It was an uneasy conversation.
You have this very capable subordinate. She had asked for a change of job responsibilities and duly got it. But she is new to this work in which you are an old hand. So, you offered to help and mentor her. The immediate context was that you overheard her struggling to connect with a valued client. You just happened to pass by her desk when she was talking. When you called her in to offer help, she knew where this was coming from. And her demeanour showed she did not like this one bit. She politely declined any offer of help and said she will ask for help when she needs it.
You quietly reflect on the conversation.Here was a capable individual who could do with a little help. But she takes quiet pride in her work and is very sensitive about any offer of help. She interprets such an offer as a lack of confidence in her. You accept you got it wrong from the word go. Given the context, she was going to react this way.
The same evening, you go for a dinner with a school buddy at this cosy restaurant. You are meeting your school buddy who stays abroad after fifteen years.There is so much of catching up to do! So many childhood secrets to trade, so many absent buddies to slander in good humour, so many what-ifs to mull over!
You are there for close to three hours. But you can swear, it felt like half an hour. Both you and your buddy are feeling content. To give credit where it is due, the booze kept the conversation flowing. But, so many good things happened at the same time. You had a sumptuous meal. Everything you wanted came at just the right time. The food. The drinks. Nothing came in the way of you and your buddy having a really memorable time. The service of the waiter or the serving staff was such.

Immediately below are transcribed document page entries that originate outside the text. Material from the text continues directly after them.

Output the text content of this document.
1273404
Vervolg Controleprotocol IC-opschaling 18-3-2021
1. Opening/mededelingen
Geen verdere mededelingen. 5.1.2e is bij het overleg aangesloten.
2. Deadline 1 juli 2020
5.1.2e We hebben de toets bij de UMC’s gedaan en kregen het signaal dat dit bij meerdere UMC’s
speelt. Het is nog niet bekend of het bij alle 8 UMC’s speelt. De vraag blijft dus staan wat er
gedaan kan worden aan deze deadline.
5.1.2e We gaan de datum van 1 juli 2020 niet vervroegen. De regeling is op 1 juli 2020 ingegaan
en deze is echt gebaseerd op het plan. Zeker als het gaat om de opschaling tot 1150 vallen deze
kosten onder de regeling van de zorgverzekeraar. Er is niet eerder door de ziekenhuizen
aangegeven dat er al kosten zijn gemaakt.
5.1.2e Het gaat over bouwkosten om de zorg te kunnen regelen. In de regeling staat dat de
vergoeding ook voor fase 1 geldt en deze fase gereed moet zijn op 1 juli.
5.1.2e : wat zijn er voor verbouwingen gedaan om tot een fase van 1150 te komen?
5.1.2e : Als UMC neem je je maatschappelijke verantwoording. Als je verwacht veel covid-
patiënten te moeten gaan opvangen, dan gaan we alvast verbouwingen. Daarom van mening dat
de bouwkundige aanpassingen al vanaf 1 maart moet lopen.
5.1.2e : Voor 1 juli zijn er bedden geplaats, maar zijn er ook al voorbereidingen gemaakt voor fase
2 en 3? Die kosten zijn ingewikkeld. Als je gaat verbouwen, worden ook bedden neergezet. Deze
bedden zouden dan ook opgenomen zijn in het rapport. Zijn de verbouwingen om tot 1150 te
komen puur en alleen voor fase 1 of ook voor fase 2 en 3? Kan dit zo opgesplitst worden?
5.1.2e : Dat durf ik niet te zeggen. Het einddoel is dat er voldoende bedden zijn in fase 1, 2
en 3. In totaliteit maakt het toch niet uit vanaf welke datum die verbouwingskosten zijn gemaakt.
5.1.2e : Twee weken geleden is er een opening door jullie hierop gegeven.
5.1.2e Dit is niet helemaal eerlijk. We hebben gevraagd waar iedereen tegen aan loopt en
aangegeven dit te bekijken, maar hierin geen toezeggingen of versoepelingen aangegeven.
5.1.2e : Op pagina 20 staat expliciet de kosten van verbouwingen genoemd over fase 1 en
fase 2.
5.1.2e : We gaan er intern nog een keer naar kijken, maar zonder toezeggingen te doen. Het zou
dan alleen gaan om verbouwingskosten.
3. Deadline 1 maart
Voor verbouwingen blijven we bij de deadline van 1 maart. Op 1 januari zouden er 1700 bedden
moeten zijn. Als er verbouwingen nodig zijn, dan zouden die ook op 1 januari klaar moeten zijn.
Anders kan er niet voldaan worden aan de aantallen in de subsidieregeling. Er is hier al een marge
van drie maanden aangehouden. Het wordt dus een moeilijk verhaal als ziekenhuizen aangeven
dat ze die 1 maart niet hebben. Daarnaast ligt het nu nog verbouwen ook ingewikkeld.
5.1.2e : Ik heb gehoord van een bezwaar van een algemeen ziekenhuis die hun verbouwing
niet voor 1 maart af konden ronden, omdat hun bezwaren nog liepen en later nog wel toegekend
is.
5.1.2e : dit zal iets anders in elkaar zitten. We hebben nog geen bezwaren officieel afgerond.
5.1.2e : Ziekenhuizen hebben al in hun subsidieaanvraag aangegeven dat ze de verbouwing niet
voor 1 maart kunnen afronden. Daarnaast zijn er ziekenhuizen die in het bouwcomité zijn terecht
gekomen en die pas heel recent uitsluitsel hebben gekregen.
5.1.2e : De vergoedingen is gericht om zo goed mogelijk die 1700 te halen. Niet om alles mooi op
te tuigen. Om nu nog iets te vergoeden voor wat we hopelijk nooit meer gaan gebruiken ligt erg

Now, if you are not so tipsy as to feel like hugging the floor; can you connect the two experiences – your dining experience and the uneasy conversation with your subordinate.
The contention is simple. The waiter has something of value that you can learn from.
Your waiter made himself ( or herself) invisible to you and your school buddy when you were lost in your talking. At certain moments, he would appear in easy sight as if he could read your minds. You looked around and there he was; awaiting a motion of your hands or even just a look in your eye. He would come, do his bit and gracefully fade away. Till the next mind-reading moment arrived.
If you gather your wits and let the alcohol settle down; here is the opportunity. Give the most generous tip to the waiter. And say to him or her, ” You were fantastic in the way you served us. I know you are on duty. When can we talk? I want to learn from you the art and sensibility of being invisible and picking up the perfect time to appear – to serve and to be of help. How do you do it?”
Isn’t it true that this is exactly what you require when it comes to managing your your subordinate? There are many notions holding you back from realizing this and learning from it. I mention just one.The notion that the two things are worlds apart : Waiting in a restaurant & your world-saving magnificent job.
My response : Granted, the worlds are apart. But, isn’t the competence the same?
Wait, I should have said this first. Can you let go of ego and considerations of social status for a moment? Now, is the competence involved in being invisible and picking up the perfect time to appear, the same?
I rest my case. You won’t get the whole answer to your challenge. But you will get something very, very useful. You can learn from every experience. A shift is all it needs.